Achievements and titles
- Personal best(s): 800m: 2:03.46 (2024) 1500m: 4:04.40 (2025) Mile: 4:27.36 (2024)

Medal record
Women's athletics
Representing New Zealand
Summer World University Games
| Bronze medal – third place | 2025 Bochum | 1500 m |

= Kimberley May =

New Zealand middle-distance runner (born 2003)

Kimberley May (born 8 May 2003) is a New Zealand middle-distance and cross country runner. She was runner-up over 1500 metres at the 2024 NCAA Outdoor Championships and a bronze medalist over 1500 metres in 2025 at the FISU World University Games.

==Early and personal life==
From Auckland, she competed in karate as a youngster and has the black belt in the discipline. She attended Avondale College before moving to the United States in 2021 to study at Providence College in Rhode Island where she studied sociology.

==NCAA career==
In February 2024, she ran 4:27.85 in the mile run whilst competing at in Boston, Massachusetts. She finished third in the indoor mile at the 2024 NCAA Division I Indoor Track and Field Championships on 9 March 2024, finishing behind compatriot Maia Ramsden and Billah Jepkirui of Kenya, in 4:27.36. That June, she finished runner-up over 1500 metres to Ramsden at the 2024 NCAA Division I Outdoor Track and Field Championships in Eugene, Oregon. In November 2024, she finished tenth in the 2024 NCAA Division I Cross Country Championships and was part of the Providence team which finished third overall.

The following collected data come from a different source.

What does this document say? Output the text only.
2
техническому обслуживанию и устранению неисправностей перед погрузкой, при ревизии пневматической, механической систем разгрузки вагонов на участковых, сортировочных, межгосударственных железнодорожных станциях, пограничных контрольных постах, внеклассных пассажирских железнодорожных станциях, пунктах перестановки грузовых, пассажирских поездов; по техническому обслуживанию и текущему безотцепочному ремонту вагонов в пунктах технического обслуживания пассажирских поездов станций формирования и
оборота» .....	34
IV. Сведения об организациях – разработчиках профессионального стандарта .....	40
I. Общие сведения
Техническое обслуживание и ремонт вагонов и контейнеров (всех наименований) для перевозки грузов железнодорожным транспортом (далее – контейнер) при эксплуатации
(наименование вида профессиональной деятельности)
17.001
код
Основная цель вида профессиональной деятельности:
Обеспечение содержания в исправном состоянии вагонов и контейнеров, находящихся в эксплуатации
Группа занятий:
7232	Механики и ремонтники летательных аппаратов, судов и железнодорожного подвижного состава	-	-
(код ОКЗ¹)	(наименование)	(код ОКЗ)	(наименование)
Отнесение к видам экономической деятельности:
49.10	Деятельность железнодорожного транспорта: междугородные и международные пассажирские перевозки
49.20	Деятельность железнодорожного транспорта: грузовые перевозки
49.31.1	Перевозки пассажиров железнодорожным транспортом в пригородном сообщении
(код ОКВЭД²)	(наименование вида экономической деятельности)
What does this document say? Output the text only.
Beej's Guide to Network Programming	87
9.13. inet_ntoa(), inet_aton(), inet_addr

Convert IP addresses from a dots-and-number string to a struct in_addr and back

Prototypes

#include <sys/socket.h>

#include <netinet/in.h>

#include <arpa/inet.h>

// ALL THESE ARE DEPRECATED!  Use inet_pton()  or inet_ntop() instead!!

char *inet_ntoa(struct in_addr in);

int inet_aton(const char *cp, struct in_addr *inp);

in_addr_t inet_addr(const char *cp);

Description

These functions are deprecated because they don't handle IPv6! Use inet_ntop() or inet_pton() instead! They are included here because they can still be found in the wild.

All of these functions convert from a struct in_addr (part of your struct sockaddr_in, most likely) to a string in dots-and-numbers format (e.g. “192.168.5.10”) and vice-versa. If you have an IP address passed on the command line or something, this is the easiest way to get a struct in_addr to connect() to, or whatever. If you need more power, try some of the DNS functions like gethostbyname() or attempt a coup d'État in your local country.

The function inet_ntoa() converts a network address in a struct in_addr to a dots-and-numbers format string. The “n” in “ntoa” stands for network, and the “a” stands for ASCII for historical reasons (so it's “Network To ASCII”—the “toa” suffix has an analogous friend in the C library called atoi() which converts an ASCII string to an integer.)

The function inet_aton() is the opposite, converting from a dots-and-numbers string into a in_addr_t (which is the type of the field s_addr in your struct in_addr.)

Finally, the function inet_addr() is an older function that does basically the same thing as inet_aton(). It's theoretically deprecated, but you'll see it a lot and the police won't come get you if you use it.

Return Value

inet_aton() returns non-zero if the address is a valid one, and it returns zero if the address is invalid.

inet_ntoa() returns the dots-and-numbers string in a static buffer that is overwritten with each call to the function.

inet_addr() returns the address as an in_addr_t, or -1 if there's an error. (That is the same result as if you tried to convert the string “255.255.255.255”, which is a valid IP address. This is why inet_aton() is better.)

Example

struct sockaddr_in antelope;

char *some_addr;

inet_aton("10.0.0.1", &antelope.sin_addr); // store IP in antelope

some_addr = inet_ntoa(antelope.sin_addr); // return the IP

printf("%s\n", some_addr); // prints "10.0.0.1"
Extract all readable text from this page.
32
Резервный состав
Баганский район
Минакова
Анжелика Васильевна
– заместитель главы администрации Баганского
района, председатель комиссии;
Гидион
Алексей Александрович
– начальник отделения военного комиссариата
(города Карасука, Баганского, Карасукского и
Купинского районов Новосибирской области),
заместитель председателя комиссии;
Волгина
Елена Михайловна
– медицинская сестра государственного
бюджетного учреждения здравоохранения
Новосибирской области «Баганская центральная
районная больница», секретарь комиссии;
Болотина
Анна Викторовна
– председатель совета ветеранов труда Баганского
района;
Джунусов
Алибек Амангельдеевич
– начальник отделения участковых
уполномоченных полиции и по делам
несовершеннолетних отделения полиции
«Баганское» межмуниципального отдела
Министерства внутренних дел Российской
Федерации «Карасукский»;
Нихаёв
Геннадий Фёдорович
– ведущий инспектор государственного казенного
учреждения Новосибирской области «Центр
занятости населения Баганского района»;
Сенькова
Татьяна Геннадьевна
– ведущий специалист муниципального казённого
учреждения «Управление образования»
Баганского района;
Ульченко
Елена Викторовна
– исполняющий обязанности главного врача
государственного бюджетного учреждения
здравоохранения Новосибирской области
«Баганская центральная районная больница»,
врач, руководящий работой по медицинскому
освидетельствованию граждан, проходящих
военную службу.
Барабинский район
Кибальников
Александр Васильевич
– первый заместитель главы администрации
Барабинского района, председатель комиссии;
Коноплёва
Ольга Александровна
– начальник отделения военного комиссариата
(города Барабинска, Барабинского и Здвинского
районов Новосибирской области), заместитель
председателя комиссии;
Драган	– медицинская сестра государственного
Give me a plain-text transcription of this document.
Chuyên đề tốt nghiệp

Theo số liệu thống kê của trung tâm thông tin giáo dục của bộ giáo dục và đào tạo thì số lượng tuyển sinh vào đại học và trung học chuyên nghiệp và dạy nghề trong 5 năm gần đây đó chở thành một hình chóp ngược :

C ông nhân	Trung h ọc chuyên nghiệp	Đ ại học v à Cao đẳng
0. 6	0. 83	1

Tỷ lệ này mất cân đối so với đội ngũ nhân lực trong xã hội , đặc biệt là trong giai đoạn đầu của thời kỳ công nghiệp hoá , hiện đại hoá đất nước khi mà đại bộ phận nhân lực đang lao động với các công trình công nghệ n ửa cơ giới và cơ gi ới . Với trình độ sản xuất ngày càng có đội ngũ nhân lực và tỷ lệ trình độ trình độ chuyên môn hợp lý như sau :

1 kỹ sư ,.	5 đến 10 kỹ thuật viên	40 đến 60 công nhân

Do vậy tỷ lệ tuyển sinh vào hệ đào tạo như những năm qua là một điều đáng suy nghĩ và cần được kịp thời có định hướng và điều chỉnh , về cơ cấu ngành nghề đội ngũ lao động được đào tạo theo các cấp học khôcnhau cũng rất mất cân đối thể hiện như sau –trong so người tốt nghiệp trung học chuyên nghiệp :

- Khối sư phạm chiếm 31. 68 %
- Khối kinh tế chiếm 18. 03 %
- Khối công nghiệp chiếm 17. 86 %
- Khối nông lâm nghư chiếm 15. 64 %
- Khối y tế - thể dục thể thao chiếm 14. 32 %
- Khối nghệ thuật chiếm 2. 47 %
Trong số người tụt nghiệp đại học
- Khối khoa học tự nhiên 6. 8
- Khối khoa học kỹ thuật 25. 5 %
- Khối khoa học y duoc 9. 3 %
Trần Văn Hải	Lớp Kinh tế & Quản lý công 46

May placed third with Providence in the distance medley relay at the 2025 NCAA Division I Indoor Track and Field Championships alongside Shannon Flockhart, Maeve O'Neill and Jillian Flennerty. She ran a personal best 4:06.58 for the 1500 metres at the Raleigh Relays in North Carolina in March 2025, finishing behind Margot Appleton, and moving to ninth on the NCAA all-time list. In June 2025, she placed sixth in the final of the 1500 metres at the 2025 NCAA Championships.

==Professional career==
In July 2025, she moved to second on the Athletics New Zealand all-time 1500 metres list, behind Maia Ramsden, running 4:04.40 at the Internazionale Sport Solidarietà meeting in Italy.

Kimberley May won the bronze medal in the 1500 metres (4:20.39) at the 2025 Summer World University Games in Bochum, Germany. She turned professional with New Balance.